The 50 page Statement of Principles for a Global Approach to Multi-Creditor Workouts II is available here, the principles themselves are:

FIRST PRINCIPLE: Where a debtor is found to be in financial difficulties, all relevant creditors should be prepared to co-operate with each other to give sufficient (though limited) time (a “Standstill Period”) to the debtor for information about the debtor to be obtained and evaluated and for proposals for resolving the debtor’s financial difficulties to be formulated and assessed, unless such a course is inappropriate in a particular case.
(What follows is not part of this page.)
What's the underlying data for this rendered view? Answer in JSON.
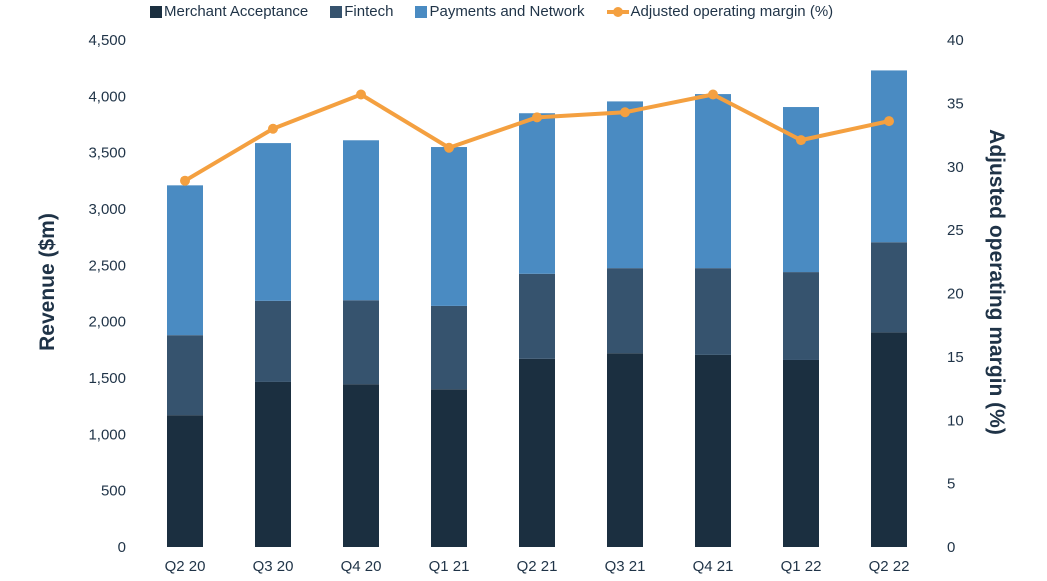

SECOND PRINCIPLE: During the Standstill Period, all relevant creditors should agree to refrain from taking any steps to enforce their claims against or (otherwise than by disposal of their debt to a third party) to reduce their exposure to the debtor but are entitled to expect that during the Standstill Period their position relative to other creditors and each other will not be prejudiced. Conflicts of interest in the creditor group should be identified early and dealt with appropriately.

THIRD PRINCIPLE: During the Standstill Period, the debtor should not take any action which might adversely affect the prospective return to relevant creditors (either collectively or individually) as compared with the position at the Standstill Commencement Date.

FOURTH PRINCIPLE: The interests of relevant creditors are best served by co-ordinating their response to a debtor in financial difficulty. Such co-ordination will be facilitated by the selection of one or more representative co-ordination committees and by the appointment of professional advisers to advise and assist such committees and, where appropriate, the relevant creditors participating in the process as a whole.

FIFTH PRINCIPLE: During the Standstill Period, the debtor should provide, and allow relevant creditors and/or their professional advisers reasonable and timely access to, all relevant information relating to its assets, liabilities, business and prospects, in order to enable proper evaluation to be made of its financial position and any proposals to be made to relevant creditors.

SIXTH PRINCIPLE: Proposals for resolving the financial difficulties of the debtor and, so far as practicable, arrangements between relevant creditors relating to any standstill should reflect applicable law and the relative positions of relevant creditors at the Standstill Commencement Date.

SEVENTH PRINCIPLE: Information obtained for the purposes of the process concerning the assets, liabilities and business of the debtor and any proposals for resolving its difficulties should be made available to all relevant creditors and should, unless already publicly available, be treated as confidential.

EIGHTH PRINCIPLE: If additional funding is provided during the Standstill Period or under any rescue or restructuring proposals, the repayment of such additional funding should, so far as practicable, be accorded priority status as compared to other indebtedness or claims of relevant creditors.